In an important development, a recent EAT case, Packman t/a Packman Lucas Associates v Fauchon [2012] UKEAT/0017/12/LA, suggests that there can also be a redundancy situation where there is less work to be done, but the employer wants to use the same number of employees to do it, working fewer hours. In other words, this case says that it is no longer the law that “redundancy” requires a reduction in headcount, either actual or anticipated, as long as there is a reduction in the amount of work that needs doing:

Ms Fauchon was a book keeper. As a result of a downturn in business combined with new accounting software, her employer needed her to work fewer hours. The business still needed the same number of employees — one book keeper — but to do less work. The employer had no contractual right to demand a cut in hours, and Ms Fauchon refused a request to work fewer hours. The refusal led directly to her dismissal. Her employer refused to pay a redundancy payment, arguing that there was no redundancy because he still needed one book keeper.

The EAT decided that Ms Fauchon was dismissed because of redundancy. Although her employer still needed a bookkeeper, he needed one who was willing to work fewer hours. It was the refusal to work fewer hours that led to her dismissal.

Packman t/a Packman Lucas Associates v Fauchon [2012] UKEAT/0017/12/LA

www.bailii.org/uk/cases/UKEAT/2012/0017_12_1605.html

This significant development approaches the test for redundancy using a full-time equivalent (FTE) test, as opposed to simply counting heads. The case has important implications for employees who are asked to cut their hours. It suggests that employees dismissed for refusing to accept significantly shorter hours should get a redundancy payment. However, it is essential to note that in this case, the employer had no contractual right to insist that Ms Fauchon cut her hours.

Where an employer has a contractual right to cut hours, refusing to agree to the change could produce a fair dismissal for refusal to obey a lawful order rather than a dismissal due to redundancy (see Home Office v Evans [2007] EWCA Civ 1089 discussed). In these circumstances, there would be no right to a redundancy payment, because the dismissal was not because of redundancy, but instead was for contract breach.

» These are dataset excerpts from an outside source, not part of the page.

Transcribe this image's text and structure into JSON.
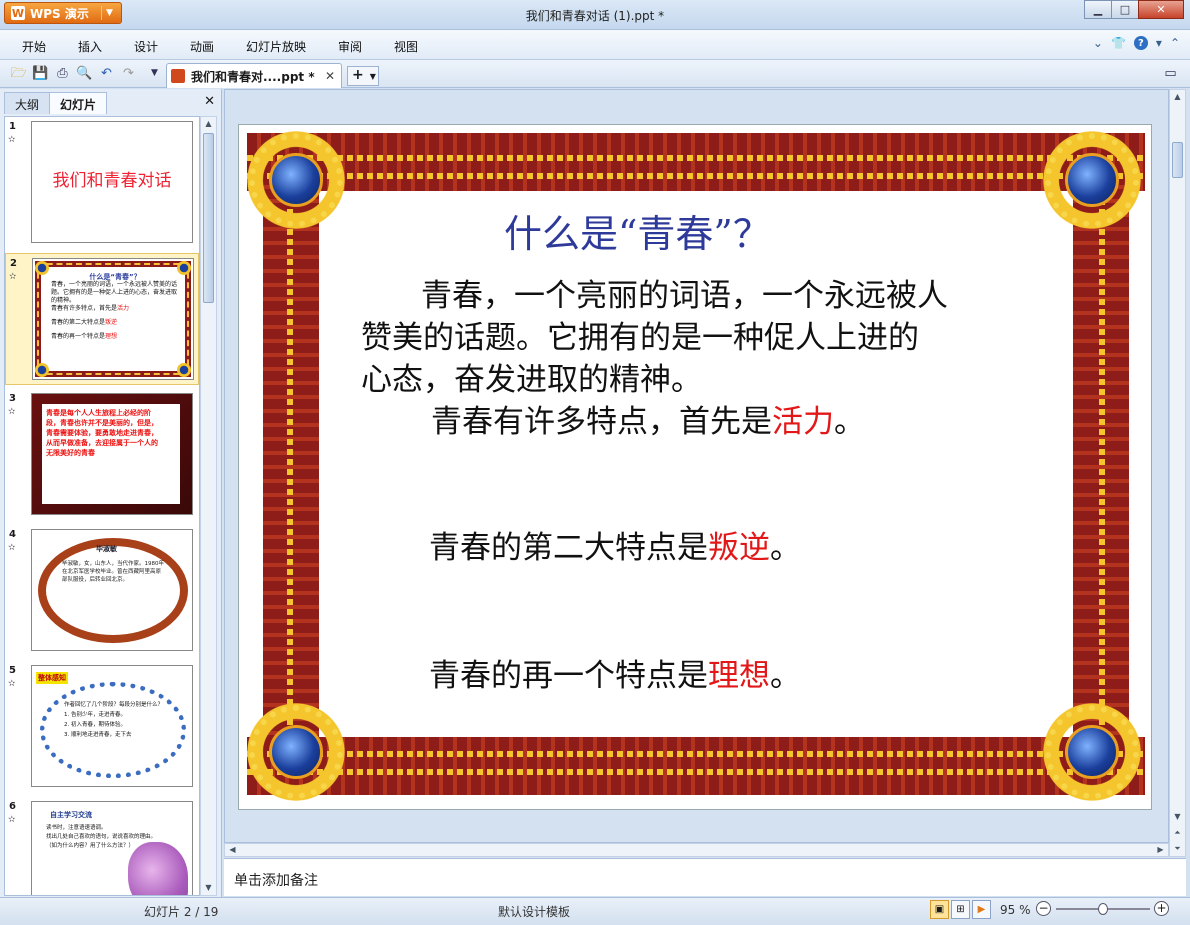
{
  "app": {
    "name": "WPS 演示",
    "window_title": "我们和青春对话 (1).ppt *",
    "menu": [
      "开始",
      "插入",
      "设计",
      "动画",
      "幻灯片放映",
      "审阅",
      "视图"
    ],
    "doc_tab": "我们和青春对....ppt *"
  },
  "panel": {
    "tabs": [
      "大纲",
      "幻灯片"
    ],
    "active_tab": "幻灯片",
    "slides": [
      {
        "num": "1",
        "title": "我们和青春对话"
      },
      {
        "num": "2",
        "title": "什么是“青春”？",
        "lines": [
          "青春，一个亮丽的词语，一个永远被人赞美的话题。它拥有的是一种促人上进的心态，奋发进取的精神。",
          "青春有许多特点，首先是",
          "活力",
          "青春的第二大特点是",
          "叛逆",
          "青春的再一个特点是",
          "理想"
        ]
      },
      {
        "num": "3",
        "text": "青春是每个人人生旅程上必经的阶段，青春也许并不是美丽的，但是，青春需要体验，要勇敢地走进青春，从而早做准备，去迎接属于一个人的无限美好的青春"
      },
      {
        "num": "4",
        "title": "毕淑敏",
        "text": "毕淑敏，女，山东人，当代作家。1980年在北京军医学校毕业。曾在西藏阿里高原部队服役，后转业回北京。"
      },
      {
        "num": "5",
        "title": "整体感知",
        "items": [
          "作者回忆了几个阶段？每段分别是什么？",
          "1. 告别少年，走进青春。",
          "2. 初入青春，期待体验。",
          "3. 顺利地走进青春，走下去"
        ]
      },
      {
        "num": "6",
        "title": "自主学习交流",
        "items": [
          "读书时，注意语速语调。",
          "找出几处自己喜欢的语句，说说喜欢的理由。",
          "（如为什么内容？用了什么方法？）"
        ]
      }
    ]
  },
  "slide": {
    "title": "什么是“青春”？",
    "para1": "青春，一个亮丽的词语，一个永远被人",
    "para2": "赞美的话题。它拥有的是一种促人上进的",
    "para3": "心态，奋发进取的精神。",
    "feat1_prefix": "青春有许多特点，首先是",
    "feat1_word": "活力",
    "feat2_prefix": "青春的第二大特点是",
    "feat2_word": "叛逆",
    "feat3_prefix": "青春的再一个特点是",
    "feat3_word": "理想",
    "period": "。"
  },
  "notes_placeholder": "单击添加备注",
  "status": {
    "slide_counter": "幻灯片 2 / 19",
    "template": "默认设计模板",
    "zoom": "95 %",
    "zoom_fraction": 0.5
  }
}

There are other risks too. A tribunal could decide:

• that the new role was an offer of suitable alternative employment (see Chapter 6); or

• that by rejecting the new role, the employee failed to mitigate their loss (see chapter 8).

Even after the Fauchon decision, the law on this point remains uncertain. The Scottish EAT, in Welch v The Taxi Owners Association (Grangemouth) Limited [2012] UKEAT/0001/12/1506, reached the opposite view. In this case, a radio-control operator for a taxi company was asked to cut her hours, especially night shift hours, to save costs. She wanted her employer to offer her voluntary redundancy, but instead the taxi company imposed a cut in hours in breach of her contract. The Scottish EAT kept to the traditional view, which is that there can only be a redundancy situation if there is a reduction in headcount. This taxi company still needed the same number of employees to do radio control work even though they needed fewer employees for the night shift hours, so there could be no redundancy.

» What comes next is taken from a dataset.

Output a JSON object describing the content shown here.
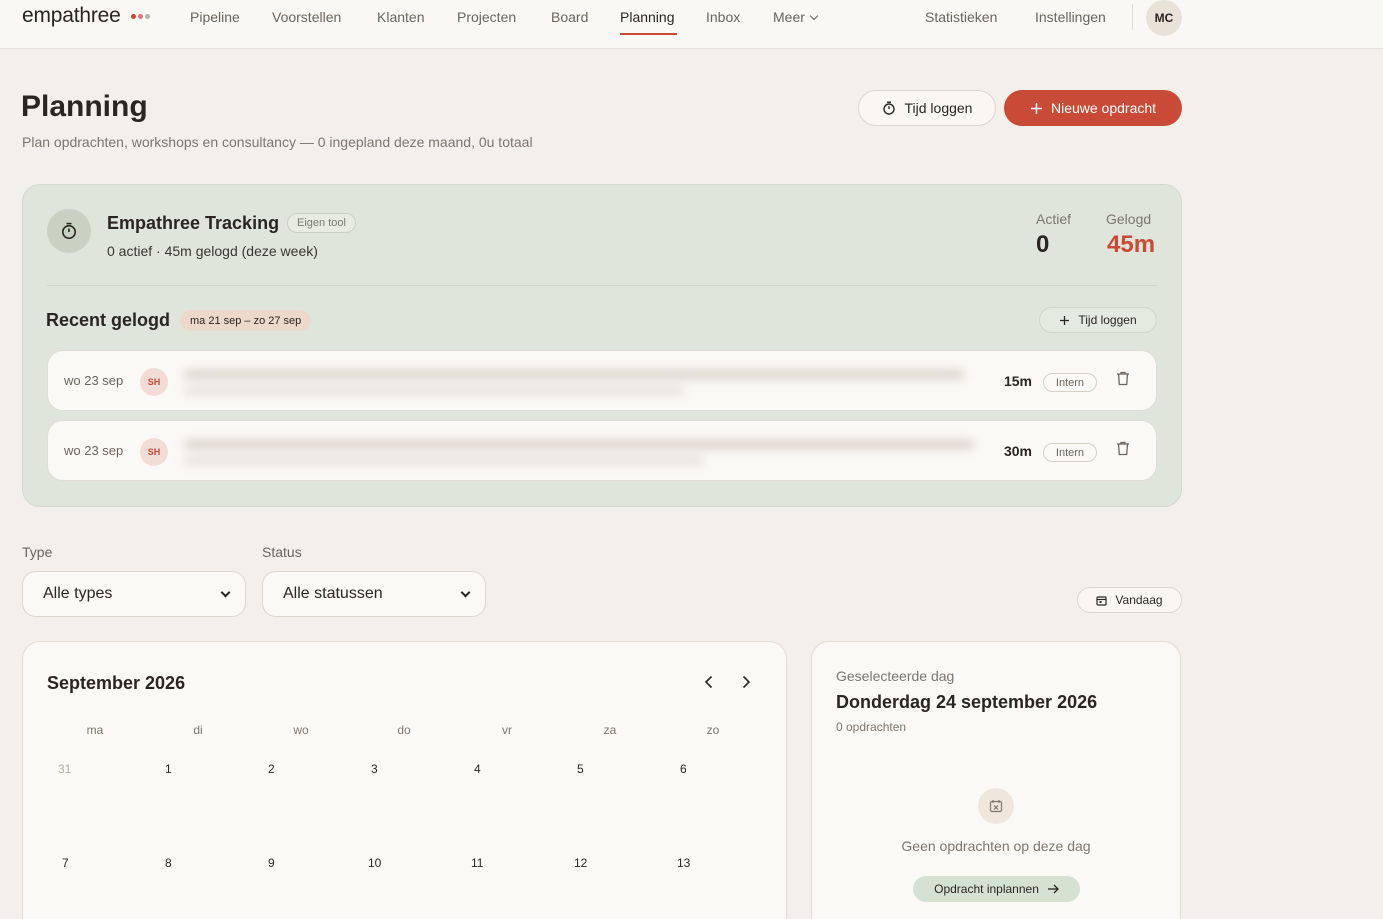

Remember that there are special rules that entitle an employee to resign and claim a redundancy payment in specific circumstances when hours have been cut. These rules, which are summarised in Chapter 9 (Lay-offs and short-time working) were not triggered in this case.

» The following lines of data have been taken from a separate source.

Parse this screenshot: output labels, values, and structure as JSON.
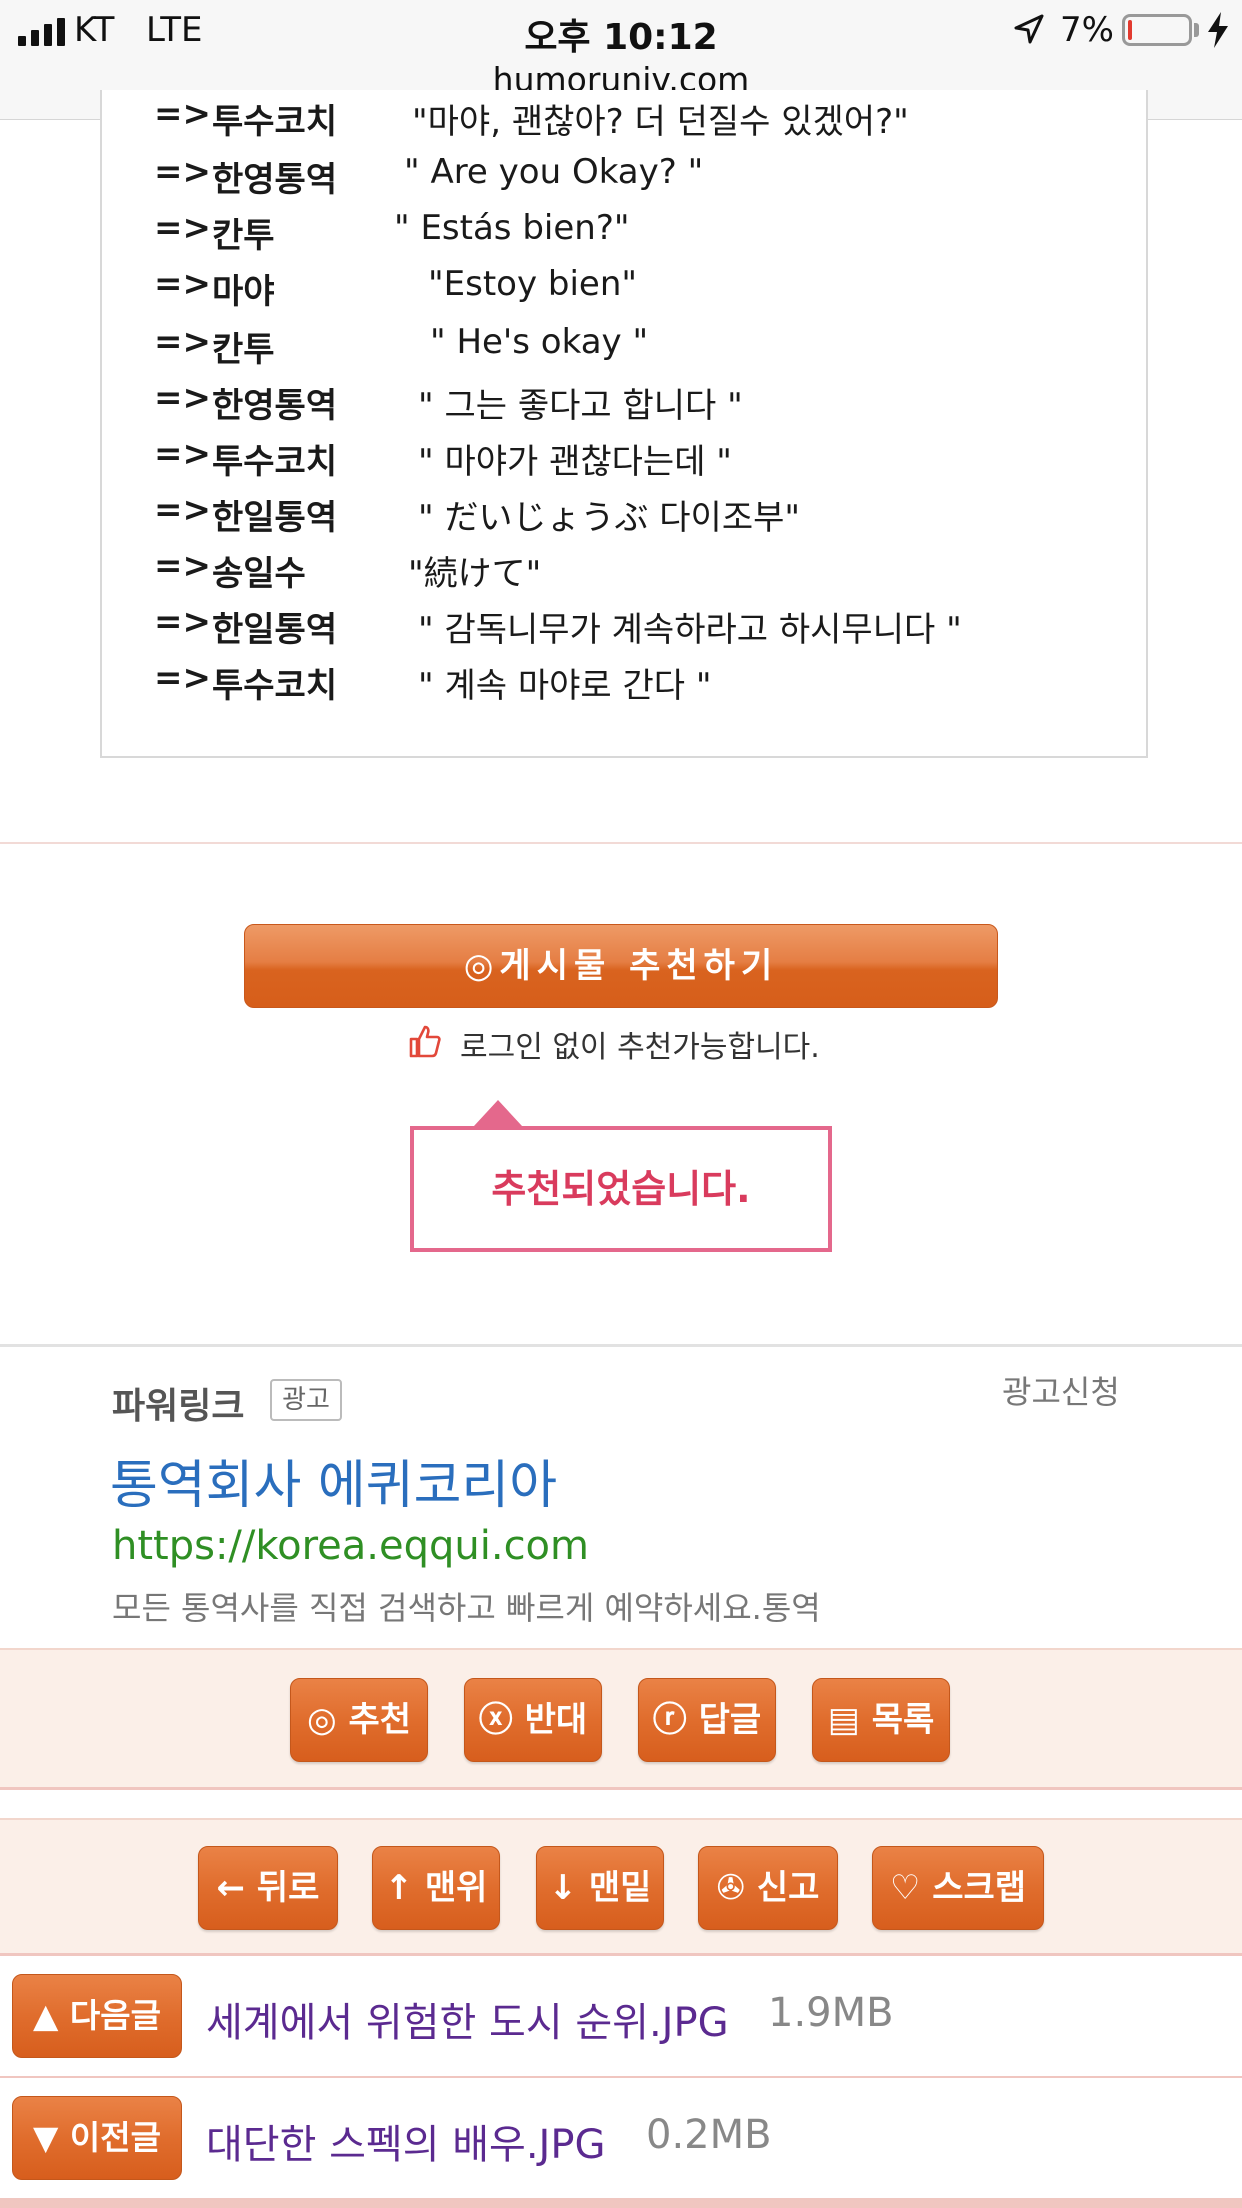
{
  "status_bar": {
    "carrier": "KT",
    "network": "LTE",
    "time": "오후 10:12",
    "battery_percent": "7%",
    "battery_level": 0.07,
    "url": "humoruniv.com"
  },
  "post_image": {
    "arrow": "=>",
    "rows": [
      {
        "speaker": "투수코치",
        "line": "\"마야, 괜찮아? 더 던질수 있겠어?\""
      },
      {
        "speaker": "한영통역",
        "line": "\" Are you Okay? \""
      },
      {
        "speaker": "칸투",
        "line": "\" Estás bien?\""
      },
      {
        "speaker": "마야",
        "line": "\"Estoy bien\""
      },
      {
        "speaker": "칸투",
        "line": "\" He's okay \""
      },
      {
        "speaker": "한영통역",
        "line": "\" 그는 좋다고 합니다 \""
      },
      {
        "speaker": "투수코치",
        "line": "\" 마야가 괜찮다는데 \""
      },
      {
        "speaker": "한일통역",
        "line": "\" だいじょうぶ 다이조부\""
      },
      {
        "speaker": "송일수",
        "line": "\"続けて\""
      },
      {
        "speaker": "한일통역",
        "line": "\" 감독니무가 계속하라고 하시무니다 \""
      },
      {
        "speaker": "투수코치",
        "line": "\" 계속 마야로 간다 \""
      }
    ]
  },
  "recommend": {
    "button_label": "◎게시물  추천하기",
    "note": "로그인 없이 추천가능합니다.",
    "confirmation": "추천되었습니다."
  },
  "ad": {
    "title": "파워링크",
    "badge": "광고",
    "apply": "광고신청",
    "headline": "통역회사 에퀴코리아",
    "url": "https://korea.eqqui.com",
    "description": "모든 통역사를 직접 검색하고 빠르게 예약하세요.통역"
  },
  "actions_primary": {
    "recommend": "◎ 추천",
    "oppose": "ⓧ 반대",
    "reply": "ⓡ 답글",
    "list": "▤ 목록"
  },
  "actions_secondary": {
    "back": "← 뒤로",
    "top": "↑ 맨위",
    "bottom": "↓ 맨밑",
    "report": "✇ 신고",
    "scrap": "♡ 스크랩"
  },
  "post_nav": {
    "next_label": "▲ 다음글",
    "next_title": "세계에서 위험한 도시 순위.JPG",
    "next_size": "1.9MB",
    "prev_label": "▼ 이전글",
    "prev_title": "대단한 스펙의 배우.JPG",
    "prev_size": "0.2MB"
  },
  "colors": {
    "accent_orange": "#e06d2d",
    "confirm_pink": "#e4688c",
    "ad_link_blue": "#2a6ebd",
    "ad_url_green": "#2f8f24",
    "nav_title_purple": "#5b2a90"
  }
}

Whether or not there is a redundancy situation is always a question of fact, looking at all the circumstances and applying the statutory test. It does not matter that under the terms of the employment contract, an employer could require employees to perform other tasks that are still needed. In Murray v Foyle Meats [1999] IRLR 362, the employees worked in a slaughter hall, where redundancies were needed. They argued that they should not be made redundant because under their contracts, they could be made to carry out other tasks that were still required. The House of Lords said this was irrelevant. All that mattered was firstly, whether, looking at all the facts, there was a reduced need for employees to carry out work of a particular kind or in a particular place (a redundancy situation), and secondly, whether the dismissals were for this reason.